Three technical approaches are now trying to close that gap. The first is rubric-based rewards. Scale AI published a paper in mid-2025 describing per-prompt checklists anchored to domain experts: instead of asking an LLM judge “is this good,” you ask “does it address X, avoid Y, cover Z.” Each sub-question is close to binary, which makes the aggregate score tractable as a reward signal. Scale reported up to a 31 percent relative gain on HealthBench, a medical benchmark, over plain judge scoring. Follow-on work called OpenRubrics is focused on generating these checklists at scale. The second approach is generative reward models, where the judge reasons before scoring rather than outputting a number directly. The third is process reward models, which score intermediate reasoning steps rather than only the final answer, which matters more as tasks grow longer and less crisp.
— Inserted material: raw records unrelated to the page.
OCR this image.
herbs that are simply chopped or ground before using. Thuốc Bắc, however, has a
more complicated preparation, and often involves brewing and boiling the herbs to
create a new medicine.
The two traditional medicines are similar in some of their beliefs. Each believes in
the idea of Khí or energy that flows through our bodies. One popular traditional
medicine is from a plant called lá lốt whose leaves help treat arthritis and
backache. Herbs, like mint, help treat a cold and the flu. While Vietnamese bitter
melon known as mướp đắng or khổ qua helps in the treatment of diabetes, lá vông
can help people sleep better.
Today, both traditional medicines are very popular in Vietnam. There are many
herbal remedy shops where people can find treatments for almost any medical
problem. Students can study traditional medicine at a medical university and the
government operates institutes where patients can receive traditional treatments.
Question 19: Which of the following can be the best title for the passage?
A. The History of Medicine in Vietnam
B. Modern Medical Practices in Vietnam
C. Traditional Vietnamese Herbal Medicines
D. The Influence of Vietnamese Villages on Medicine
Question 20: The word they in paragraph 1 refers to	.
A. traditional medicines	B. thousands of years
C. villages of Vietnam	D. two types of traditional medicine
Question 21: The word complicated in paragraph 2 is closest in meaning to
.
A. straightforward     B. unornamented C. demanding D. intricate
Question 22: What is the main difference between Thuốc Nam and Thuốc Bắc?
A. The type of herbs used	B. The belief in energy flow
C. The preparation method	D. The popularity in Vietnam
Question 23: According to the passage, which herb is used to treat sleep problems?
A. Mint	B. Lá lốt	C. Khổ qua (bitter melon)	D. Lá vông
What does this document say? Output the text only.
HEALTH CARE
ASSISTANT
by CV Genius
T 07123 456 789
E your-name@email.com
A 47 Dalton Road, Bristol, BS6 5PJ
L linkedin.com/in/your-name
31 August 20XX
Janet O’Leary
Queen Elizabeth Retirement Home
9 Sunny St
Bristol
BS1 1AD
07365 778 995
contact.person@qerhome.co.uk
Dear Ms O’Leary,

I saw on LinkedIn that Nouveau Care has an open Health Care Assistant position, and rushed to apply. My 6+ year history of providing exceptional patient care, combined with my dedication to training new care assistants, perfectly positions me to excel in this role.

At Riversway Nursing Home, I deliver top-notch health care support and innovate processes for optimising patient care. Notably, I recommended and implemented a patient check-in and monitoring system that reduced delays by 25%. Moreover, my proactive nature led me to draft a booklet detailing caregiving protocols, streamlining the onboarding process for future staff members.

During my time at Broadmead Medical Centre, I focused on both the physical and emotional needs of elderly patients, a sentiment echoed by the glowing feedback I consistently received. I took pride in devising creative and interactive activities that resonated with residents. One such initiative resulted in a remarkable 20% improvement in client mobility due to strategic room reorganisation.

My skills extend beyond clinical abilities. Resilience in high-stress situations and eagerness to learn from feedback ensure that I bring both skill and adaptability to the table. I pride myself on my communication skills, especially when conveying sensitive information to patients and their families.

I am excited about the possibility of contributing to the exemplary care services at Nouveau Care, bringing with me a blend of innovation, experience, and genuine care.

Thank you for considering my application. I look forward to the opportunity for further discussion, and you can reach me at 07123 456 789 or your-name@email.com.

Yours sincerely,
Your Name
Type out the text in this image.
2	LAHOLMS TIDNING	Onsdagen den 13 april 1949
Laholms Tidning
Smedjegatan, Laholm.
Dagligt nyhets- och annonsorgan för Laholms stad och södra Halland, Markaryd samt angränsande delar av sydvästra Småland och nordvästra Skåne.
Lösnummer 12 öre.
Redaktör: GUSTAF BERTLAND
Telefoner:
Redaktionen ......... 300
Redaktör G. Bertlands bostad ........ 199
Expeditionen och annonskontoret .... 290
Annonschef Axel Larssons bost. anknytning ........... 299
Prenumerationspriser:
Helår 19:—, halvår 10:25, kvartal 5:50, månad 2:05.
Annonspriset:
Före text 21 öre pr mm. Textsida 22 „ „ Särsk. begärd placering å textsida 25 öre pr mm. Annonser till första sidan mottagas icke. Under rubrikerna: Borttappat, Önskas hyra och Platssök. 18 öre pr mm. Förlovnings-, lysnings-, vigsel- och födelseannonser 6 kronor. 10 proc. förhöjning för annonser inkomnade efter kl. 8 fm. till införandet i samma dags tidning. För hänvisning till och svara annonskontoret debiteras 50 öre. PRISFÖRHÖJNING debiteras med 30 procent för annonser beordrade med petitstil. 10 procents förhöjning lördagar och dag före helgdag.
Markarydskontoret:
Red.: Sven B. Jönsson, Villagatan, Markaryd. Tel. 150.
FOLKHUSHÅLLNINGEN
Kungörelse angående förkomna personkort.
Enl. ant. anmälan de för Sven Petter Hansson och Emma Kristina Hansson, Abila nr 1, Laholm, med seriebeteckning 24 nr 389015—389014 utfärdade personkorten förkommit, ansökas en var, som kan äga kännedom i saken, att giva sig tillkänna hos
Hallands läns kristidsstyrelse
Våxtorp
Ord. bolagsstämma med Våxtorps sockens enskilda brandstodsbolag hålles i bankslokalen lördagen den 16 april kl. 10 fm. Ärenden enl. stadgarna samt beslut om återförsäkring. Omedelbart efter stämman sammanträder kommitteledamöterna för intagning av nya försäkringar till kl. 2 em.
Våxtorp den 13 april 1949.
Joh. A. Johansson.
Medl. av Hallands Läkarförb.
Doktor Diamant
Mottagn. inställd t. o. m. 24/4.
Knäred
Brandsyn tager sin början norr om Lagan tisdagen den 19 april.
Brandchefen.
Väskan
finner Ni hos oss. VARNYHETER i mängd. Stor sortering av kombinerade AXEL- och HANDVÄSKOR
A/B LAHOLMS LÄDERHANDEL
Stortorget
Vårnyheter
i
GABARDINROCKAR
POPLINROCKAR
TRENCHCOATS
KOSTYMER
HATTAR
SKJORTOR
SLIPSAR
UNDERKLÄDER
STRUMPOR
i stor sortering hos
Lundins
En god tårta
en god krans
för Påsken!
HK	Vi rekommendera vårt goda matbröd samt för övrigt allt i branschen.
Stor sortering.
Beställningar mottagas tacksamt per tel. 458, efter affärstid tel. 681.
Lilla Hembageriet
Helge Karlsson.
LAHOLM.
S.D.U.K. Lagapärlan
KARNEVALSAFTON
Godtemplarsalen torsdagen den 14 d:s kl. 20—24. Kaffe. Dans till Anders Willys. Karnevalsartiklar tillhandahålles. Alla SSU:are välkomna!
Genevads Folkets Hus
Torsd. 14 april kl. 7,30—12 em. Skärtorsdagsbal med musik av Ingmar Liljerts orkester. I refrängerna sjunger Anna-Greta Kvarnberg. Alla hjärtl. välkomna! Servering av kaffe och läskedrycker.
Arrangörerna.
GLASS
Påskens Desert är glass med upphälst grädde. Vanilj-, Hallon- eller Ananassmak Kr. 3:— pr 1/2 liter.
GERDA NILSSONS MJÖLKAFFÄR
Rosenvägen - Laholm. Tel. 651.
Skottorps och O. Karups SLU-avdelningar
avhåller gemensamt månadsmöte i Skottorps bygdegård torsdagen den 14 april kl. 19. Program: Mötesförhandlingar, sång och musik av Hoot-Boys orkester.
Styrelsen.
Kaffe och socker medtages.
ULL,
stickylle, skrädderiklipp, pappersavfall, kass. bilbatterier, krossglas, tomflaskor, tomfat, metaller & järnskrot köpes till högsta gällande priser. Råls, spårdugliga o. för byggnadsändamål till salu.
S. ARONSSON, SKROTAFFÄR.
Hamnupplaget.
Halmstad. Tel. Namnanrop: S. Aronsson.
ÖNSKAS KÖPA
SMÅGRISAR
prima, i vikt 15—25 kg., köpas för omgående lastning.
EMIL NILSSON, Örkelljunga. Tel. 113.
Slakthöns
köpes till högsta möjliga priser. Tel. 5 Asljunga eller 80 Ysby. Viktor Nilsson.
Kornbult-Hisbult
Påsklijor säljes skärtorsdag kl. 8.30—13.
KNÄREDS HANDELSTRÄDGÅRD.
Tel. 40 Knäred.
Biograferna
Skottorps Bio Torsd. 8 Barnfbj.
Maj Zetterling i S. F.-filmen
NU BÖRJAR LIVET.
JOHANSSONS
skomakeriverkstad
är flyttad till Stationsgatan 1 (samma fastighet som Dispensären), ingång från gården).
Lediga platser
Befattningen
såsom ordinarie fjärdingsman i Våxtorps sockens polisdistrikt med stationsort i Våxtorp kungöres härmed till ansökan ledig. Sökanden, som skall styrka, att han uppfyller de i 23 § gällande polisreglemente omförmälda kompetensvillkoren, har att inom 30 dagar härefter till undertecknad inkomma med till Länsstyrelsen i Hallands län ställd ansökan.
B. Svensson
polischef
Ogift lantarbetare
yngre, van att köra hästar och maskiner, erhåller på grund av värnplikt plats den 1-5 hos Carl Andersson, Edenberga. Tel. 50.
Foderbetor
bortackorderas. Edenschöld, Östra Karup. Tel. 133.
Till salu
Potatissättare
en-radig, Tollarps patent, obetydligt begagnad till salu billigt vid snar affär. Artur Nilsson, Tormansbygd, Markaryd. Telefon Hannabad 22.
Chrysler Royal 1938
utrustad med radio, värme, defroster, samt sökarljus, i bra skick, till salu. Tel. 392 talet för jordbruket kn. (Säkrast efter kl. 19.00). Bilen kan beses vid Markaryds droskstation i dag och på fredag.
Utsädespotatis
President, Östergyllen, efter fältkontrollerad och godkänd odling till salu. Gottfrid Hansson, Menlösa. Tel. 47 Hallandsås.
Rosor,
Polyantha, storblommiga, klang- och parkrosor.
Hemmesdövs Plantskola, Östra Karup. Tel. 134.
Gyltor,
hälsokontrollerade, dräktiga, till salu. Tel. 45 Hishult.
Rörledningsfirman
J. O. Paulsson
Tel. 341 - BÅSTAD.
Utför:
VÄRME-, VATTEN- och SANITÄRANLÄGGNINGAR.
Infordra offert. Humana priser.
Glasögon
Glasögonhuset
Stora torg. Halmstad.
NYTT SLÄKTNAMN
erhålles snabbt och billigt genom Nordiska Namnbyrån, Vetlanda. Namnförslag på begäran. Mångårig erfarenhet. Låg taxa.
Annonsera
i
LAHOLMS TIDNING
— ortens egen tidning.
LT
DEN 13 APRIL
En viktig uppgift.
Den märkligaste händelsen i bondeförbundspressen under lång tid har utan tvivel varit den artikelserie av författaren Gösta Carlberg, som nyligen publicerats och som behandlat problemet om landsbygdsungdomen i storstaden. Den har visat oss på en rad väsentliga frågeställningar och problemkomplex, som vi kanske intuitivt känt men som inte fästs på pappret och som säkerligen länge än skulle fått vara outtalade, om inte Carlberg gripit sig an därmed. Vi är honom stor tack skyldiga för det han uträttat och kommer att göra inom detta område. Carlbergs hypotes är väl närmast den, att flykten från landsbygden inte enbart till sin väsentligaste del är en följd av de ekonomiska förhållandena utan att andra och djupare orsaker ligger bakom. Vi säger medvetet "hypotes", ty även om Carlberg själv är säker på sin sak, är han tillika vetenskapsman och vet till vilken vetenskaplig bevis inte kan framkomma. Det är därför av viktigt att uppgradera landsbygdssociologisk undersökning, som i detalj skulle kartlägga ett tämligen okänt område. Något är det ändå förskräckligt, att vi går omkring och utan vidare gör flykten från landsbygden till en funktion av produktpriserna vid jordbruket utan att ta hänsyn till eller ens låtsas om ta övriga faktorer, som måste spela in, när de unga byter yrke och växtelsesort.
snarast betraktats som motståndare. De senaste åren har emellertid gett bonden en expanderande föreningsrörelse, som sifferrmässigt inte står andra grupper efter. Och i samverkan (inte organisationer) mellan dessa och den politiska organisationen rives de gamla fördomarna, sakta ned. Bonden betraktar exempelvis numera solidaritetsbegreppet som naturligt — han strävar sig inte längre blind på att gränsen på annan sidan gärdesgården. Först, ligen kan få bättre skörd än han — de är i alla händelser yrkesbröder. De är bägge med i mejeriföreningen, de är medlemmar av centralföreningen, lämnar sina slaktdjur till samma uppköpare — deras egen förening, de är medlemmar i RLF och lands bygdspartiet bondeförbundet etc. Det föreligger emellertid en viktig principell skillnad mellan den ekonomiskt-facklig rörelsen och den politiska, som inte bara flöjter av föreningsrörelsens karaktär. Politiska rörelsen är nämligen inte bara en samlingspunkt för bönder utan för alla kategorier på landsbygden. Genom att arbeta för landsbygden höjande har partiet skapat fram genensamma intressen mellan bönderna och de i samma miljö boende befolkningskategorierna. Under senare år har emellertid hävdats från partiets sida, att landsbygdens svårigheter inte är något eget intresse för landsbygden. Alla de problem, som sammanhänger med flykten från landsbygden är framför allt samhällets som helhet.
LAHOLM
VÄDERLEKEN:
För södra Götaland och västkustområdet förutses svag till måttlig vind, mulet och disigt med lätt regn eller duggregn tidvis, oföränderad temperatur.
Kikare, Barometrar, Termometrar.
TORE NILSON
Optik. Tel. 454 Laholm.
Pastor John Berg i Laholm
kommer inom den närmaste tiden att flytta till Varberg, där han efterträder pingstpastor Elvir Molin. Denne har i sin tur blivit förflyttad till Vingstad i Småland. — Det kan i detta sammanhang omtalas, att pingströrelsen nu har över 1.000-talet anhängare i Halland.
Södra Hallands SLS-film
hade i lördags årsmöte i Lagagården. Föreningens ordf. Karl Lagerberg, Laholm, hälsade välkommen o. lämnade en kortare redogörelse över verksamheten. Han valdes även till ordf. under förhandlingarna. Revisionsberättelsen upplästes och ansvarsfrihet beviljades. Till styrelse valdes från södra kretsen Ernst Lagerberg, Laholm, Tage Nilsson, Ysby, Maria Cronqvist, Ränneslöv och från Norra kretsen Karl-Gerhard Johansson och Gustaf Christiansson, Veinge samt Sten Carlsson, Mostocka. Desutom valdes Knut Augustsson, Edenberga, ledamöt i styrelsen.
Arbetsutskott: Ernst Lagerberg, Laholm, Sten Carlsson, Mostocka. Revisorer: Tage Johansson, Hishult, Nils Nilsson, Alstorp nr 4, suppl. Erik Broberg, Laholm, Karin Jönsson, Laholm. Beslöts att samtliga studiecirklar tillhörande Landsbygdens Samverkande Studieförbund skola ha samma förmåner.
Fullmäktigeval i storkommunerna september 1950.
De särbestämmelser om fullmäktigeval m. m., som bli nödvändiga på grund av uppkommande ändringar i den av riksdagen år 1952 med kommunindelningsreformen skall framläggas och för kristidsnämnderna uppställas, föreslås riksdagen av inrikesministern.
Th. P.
The common logic across all three: when you cannot build a programmatic checker, you decompose the judgment into smaller questions that approximate one.

On the commercial side, Jaipuria identifies three distinct strategies. Companies like Mercor, Surge, and Micro1 are selling verifiers and training data to labs, using expert humans to write rubrics concrete enough to score at scale. Taste Labs is targeting design and aesthetics, areas RLHF has historically flattened by averaging everyone’s preferences into blandness. A second cluster is formalizing domains: Pramaana Labs is applying formal verification methods to tax, law, and healthcare, so that answers can be checked by machine the way a Lean proof checks itself. DeepMind’s AlphaProof does the same for advanced mathematics. A third cluster owns the physical loop entirely. Periodic Labs, founded by ex-OpenAI and DeepMind researchers, runs robotic labs to discover new materials. Isomorphic Labs, the DeepMind drug-discovery spinout, grounds predictions in wet-lab and clinical results. Lila Sciences builds autonomous labs across life and materials science. When the verification is a physical experiment, the reward is real but slow and expensive; owning the lab means you control the feedback loop.

What this means in practice: the companies best positioned to deploy AI in healthcare, law, finance, and scientific discovery are not just those with the largest models. They are those that can instrument their domains well enough to generate training signal. Building that instrumentation, whether via rubrics, formal verification, or physical labs, is itself a defensible position. Teams evaluating AI adoption in regulated industries should ask not only which model to use, but whether they can construct a verifier for their highest-value tasks. Without one, capability gains may plateau at the same ceiling that has limited RLHF for years.

Analysis by Tanay Jaipuria, published June 30, 2026, at tanayj.com.